Ladik ilçesinin 12 kilometre doğusunda yer alan ve 870 hektarlık alana sahip olan Ladik Gölü, içinde barındırdığı endemik balık türleri ve üzerinde yüzen adacıklarıyla ön plana çıkıyor.

Göçmen kuşlara da ev sahipliği yapan göl, son yıllarda kuraklık nedeniyle kuruma tehlikesi ile karşı karşıya.

Orman ve su İşleri Bakanlığı 11. Bölge Müdürlüğü koordinasyonunda Doğa Koruma ve Milli Parklar Genel Müdürlüğü Sulak Alanlar Şube Müdürlüğünce gölü kurtarmak için çalışma başlatıldı. Ladik Göl Tesisleri'nde yapılan çalıştayda, alınacak önlemler masaya yatırıldı.

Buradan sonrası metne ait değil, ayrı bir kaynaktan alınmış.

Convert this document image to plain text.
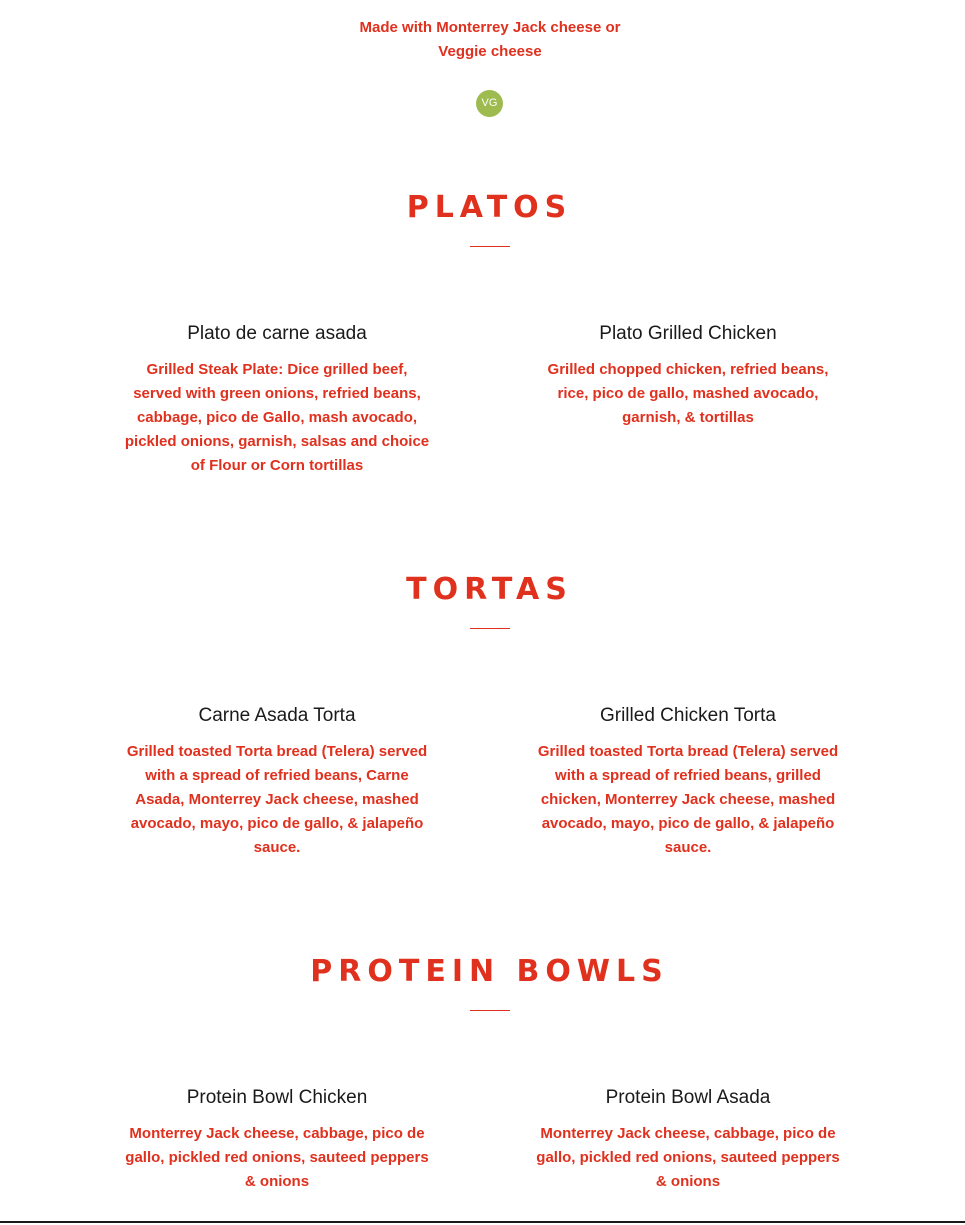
Made with Monterrey Jack cheese or Veggie cheese
VG
PLATOS
Plato de carne asada
Grilled Steak Plate: Dice grilled beef, served with green onions, refried beans, cabbage, pico de Gallo, mash avocado, pickled onions, garnish, salsas and choice of Flour or Corn tortillas
Plato Grilled Chicken
Grilled chopped chicken, refried beans, rice, pico de gallo, mashed avocado, garnish, & tortillas
TORTAS
Carne Asada Torta
Grilled toasted Torta bread (Telera) served with a spread of refried beans, Carne Asada, Monterrey Jack cheese, mashed avocado, mayo, pico de gallo, & jalapeño sauce.
Grilled Chicken Torta
Grilled toasted Torta bread (Telera) served with a spread of refried beans, grilled chicken, Monterrey Jack cheese, mashed avocado, mayo, pico de gallo, & jalapeño sauce.
PROTEIN BOWLS
Protein Bowl Chicken
Monterrey Jack cheese, cabbage, pico de gallo, pickled red onions, sauteed peppers & onions
Protein Bowl Asada
Monterrey Jack cheese, cabbage, pico de gallo, pickled red onions, sauteed peppers & onions
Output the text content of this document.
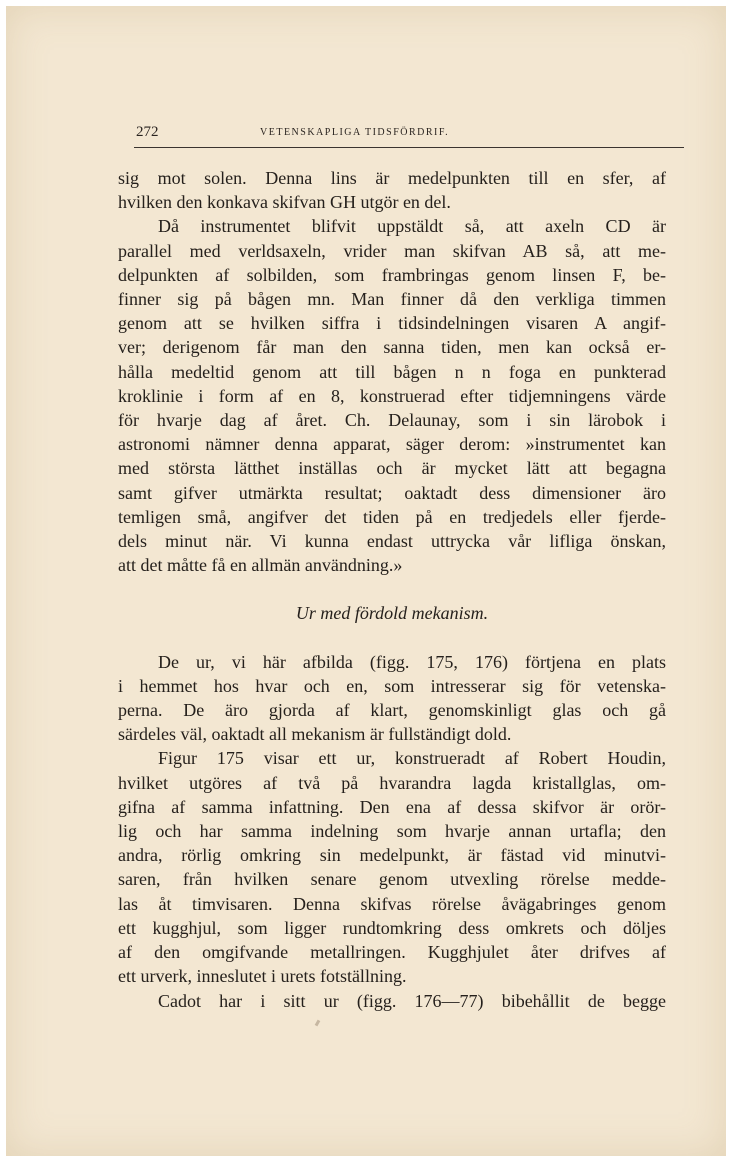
272	VETENSKAPLIGA TIDSFÖRDRIF.
sig mot solen. Denna lins är medelpunkten till en sfer, af
hvilken den konkava skifvan GH utgör en del.
Då instrumentet blifvit uppstäldt så, att axeln CD är
parallel med verldsaxeln, vrider man skifvan AB så, att me-
delpunkten af solbilden, som frambringas genom linsen F, be-
finner sig på bågen mn. Man finner då den verkliga timmen
genom att se hvilken siffra i tidsindelningen visaren A angif-
ver; derigenom får man den sanna tiden, men kan också er-
hålla medeltid genom att till bågen n n foga en punkterad
kroklinie i form af en 8, konstruerad efter tidjemningens värde
för hvarje dag af året. Ch. Delaunay, som i sin lärobok i
astronomi nämner denna apparat, säger derom: »instrumentet kan
med största lätthet inställas och är mycket lätt att begagna
samt gifver utmärkta resultat; oaktadt dess dimensioner äro
temligen små, angifver det tiden på en tredjedels eller fjerde-
dels minut när. Vi kunna endast uttrycka vår lifliga önskan,
att det måtte få en allmän användning.»
Ur med fördold mekanism.
De ur, vi här afbilda (figg. 175, 176) förtjena en plats
i hemmet hos hvar och en, som intresserar sig för vetenska-
perna. De äro gjorda af klart, genomskinligt glas och gå
särdeles väl, oaktadt all mekanism är fullständigt dold.
Figur 175 visar ett ur, konstrueradt af Robert Houdin,
hvilket utgöres af två på hvarandra lagda kristallglas, om-
gifna af samma infattning. Den ena af dessa skifvor är orör-
lig och har samma indelning som hvarje annan urtafla; den
andra, rörlig omkring sin medelpunkt, är fästad vid minutvi-
saren, från hvilken senare genom utvexling rörelse medde-
las åt timvisaren. Denna skifvas rörelse åvägabringes genom
ett kugghjul, som ligger rundtomkring dess omkrets och döljes
af den omgifvande metallringen. Kugghjulet åter drifves af
ett urverk, inneslutet i urets fotställning.
Cadot har i sitt ur (figg. 176—77) bibehållit de begge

Orman ve su İşleri Bakanlığı 11. Bölge Müdürü Mehmet Sıddık Kılınçer, AA muhabirine, Ladik Gölü'nün Türkiye'deki 67 sulak alandan birisi olduğunu söyledi.

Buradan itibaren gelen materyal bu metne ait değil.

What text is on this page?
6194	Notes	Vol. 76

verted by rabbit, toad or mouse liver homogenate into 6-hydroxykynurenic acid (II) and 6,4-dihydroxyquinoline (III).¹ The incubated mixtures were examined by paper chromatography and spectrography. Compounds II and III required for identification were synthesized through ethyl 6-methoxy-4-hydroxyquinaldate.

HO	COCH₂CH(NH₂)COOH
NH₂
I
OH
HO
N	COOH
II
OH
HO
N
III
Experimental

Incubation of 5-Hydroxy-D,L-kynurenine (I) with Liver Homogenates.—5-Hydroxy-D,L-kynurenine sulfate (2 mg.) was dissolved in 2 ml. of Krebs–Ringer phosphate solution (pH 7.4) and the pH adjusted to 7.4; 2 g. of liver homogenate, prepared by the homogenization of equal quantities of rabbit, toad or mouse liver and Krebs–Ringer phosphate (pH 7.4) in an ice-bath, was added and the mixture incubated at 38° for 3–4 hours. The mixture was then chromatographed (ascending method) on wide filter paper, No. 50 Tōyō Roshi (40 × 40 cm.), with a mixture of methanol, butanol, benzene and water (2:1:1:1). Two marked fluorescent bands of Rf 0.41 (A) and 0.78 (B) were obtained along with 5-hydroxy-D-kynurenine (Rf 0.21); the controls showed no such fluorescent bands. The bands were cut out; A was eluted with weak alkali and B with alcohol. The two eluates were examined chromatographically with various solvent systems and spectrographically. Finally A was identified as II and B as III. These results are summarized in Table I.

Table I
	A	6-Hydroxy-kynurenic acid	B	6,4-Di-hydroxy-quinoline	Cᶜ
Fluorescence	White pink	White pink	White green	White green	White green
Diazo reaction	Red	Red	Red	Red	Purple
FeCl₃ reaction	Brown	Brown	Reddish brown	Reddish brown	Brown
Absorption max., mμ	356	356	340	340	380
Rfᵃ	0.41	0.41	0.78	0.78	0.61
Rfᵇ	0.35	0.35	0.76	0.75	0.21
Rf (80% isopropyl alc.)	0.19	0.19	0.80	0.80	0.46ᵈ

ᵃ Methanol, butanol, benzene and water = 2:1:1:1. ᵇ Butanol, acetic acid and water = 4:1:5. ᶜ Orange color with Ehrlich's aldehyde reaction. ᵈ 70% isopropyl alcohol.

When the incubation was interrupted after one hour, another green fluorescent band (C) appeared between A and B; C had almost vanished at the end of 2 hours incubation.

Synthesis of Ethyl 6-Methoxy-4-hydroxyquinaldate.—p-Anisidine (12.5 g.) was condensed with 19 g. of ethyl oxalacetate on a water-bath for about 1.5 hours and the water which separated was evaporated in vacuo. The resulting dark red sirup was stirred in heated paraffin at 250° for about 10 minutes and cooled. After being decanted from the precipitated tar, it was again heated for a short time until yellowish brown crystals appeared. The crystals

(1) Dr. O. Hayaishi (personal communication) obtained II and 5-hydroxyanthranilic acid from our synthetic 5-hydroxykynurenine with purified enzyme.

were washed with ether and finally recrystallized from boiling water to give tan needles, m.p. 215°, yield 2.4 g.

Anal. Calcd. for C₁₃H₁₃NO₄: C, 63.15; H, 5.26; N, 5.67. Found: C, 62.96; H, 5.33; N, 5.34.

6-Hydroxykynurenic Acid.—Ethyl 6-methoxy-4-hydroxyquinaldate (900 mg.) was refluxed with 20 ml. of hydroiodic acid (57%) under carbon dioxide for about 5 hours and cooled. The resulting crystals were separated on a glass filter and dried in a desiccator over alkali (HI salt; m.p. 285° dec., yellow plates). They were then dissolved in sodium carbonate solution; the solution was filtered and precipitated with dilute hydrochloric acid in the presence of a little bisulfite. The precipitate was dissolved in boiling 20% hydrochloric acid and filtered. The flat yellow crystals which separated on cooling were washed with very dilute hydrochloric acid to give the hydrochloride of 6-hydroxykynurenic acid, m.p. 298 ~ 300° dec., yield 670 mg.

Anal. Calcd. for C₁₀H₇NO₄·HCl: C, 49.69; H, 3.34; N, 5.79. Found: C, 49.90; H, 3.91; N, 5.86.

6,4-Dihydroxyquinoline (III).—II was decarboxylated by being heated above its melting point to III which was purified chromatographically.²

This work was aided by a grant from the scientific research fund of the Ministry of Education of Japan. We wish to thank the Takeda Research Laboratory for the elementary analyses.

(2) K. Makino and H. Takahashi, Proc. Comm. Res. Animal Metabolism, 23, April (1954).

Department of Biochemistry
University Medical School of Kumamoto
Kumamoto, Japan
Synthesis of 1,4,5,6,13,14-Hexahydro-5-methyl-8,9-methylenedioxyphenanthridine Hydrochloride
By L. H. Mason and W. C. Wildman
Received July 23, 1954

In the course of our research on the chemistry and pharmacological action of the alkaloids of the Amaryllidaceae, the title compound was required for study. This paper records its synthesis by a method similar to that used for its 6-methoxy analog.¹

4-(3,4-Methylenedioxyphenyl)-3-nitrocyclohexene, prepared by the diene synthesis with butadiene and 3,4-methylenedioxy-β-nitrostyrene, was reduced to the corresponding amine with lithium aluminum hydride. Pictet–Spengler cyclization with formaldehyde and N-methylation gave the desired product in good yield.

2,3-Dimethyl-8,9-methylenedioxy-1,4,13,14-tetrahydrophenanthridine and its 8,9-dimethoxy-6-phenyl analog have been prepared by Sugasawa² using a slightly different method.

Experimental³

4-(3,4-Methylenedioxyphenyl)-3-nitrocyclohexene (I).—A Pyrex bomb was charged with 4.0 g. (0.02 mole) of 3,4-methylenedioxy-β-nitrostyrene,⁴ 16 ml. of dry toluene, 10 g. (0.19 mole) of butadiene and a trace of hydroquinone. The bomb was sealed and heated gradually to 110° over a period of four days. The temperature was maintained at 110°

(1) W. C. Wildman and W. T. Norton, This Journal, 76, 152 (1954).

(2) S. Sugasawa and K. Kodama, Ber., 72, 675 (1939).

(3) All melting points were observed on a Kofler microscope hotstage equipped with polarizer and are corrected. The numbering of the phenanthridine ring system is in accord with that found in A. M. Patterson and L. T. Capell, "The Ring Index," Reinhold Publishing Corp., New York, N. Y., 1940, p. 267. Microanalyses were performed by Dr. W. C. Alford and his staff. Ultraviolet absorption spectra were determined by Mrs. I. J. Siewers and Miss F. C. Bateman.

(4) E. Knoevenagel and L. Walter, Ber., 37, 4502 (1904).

LADİK GÖLÜ BALIKLARA VE KUŞ TÜRLERİNE EV SAHİPLİĞİ YAPIYOR

Gölün birçok biyoçeşitliğe ev sahipliği yaptığına işaret eden Kılınçer, "Gölde en önemli biyoçeşitliklerin başında ekonomik değeri de olması nedeniyle balıklar geliyor. Burada 12 çeşit balık var. Buradaki karabalık, çöpcübalığı Samsun için endemik türdür. Yine turna balığı da önemli bir türdür. Ladik Gölü diğer sulak alanlarda olduğu gibi kuş türlerine de ev sahipliği yapmaktadır. 182 kuş türü burada tespit edilmiştir. Bu kuş türlerinin 10'u da küresel ölçekte nesli yok olan türler." dedi.

Özellikle elmabaş patka kuşunun göl çevresinde ürediğine dikkati çeken Kılınçer, şöyle devam etti.

"Ladik Gölü'nün yok olmaması lazım ki bu kuş türü de burada yok olmasın. Göl zengin bir floraya sahip. Ladik Gölü bir iç su, burayı besleyen ana kaynak 3 deremiz var. Aynı zamanda göl, tarım arazilerini sulama amaçlı da kullanılıyor. Gölü hem insanların hem de doğal hayatın birlikte kullanması için dengede tutmamız gerekiyor. Bunu dengede tutabilmek için yönetim planı yapıyoruz. Hem suyu hem de canlıları nasıl koruruz, bu konuda çalışıyoruz."

İSRAİL SAZANI DİĞER BALIK TÜRLERİNİ YOK EDİYOR

Gölde en büyük sorunun İsrail sazanı olduğunun altını çizen Kılınçer, "Bu balık türü diğer balıkları yiyerek hayatta kalıyor. Ekonomik değeri neredeyse hiç yok. Öncelikle göldeki bu balık türünün azaltılması lazım." dedi.

İlçenin evsel atıklarının kanalizasyon vasıtasıyla direkt göle akmasının diğer bir sorun olduğuna işaret eden Kılınçer, "Bunun içinde arıtma tesisi kurulabilir. Yani gölün canlılarıyla yaşatılması için önlem alınması lazım. Biz de gerekli çalışmayı yapıyoruz." diye konuştu.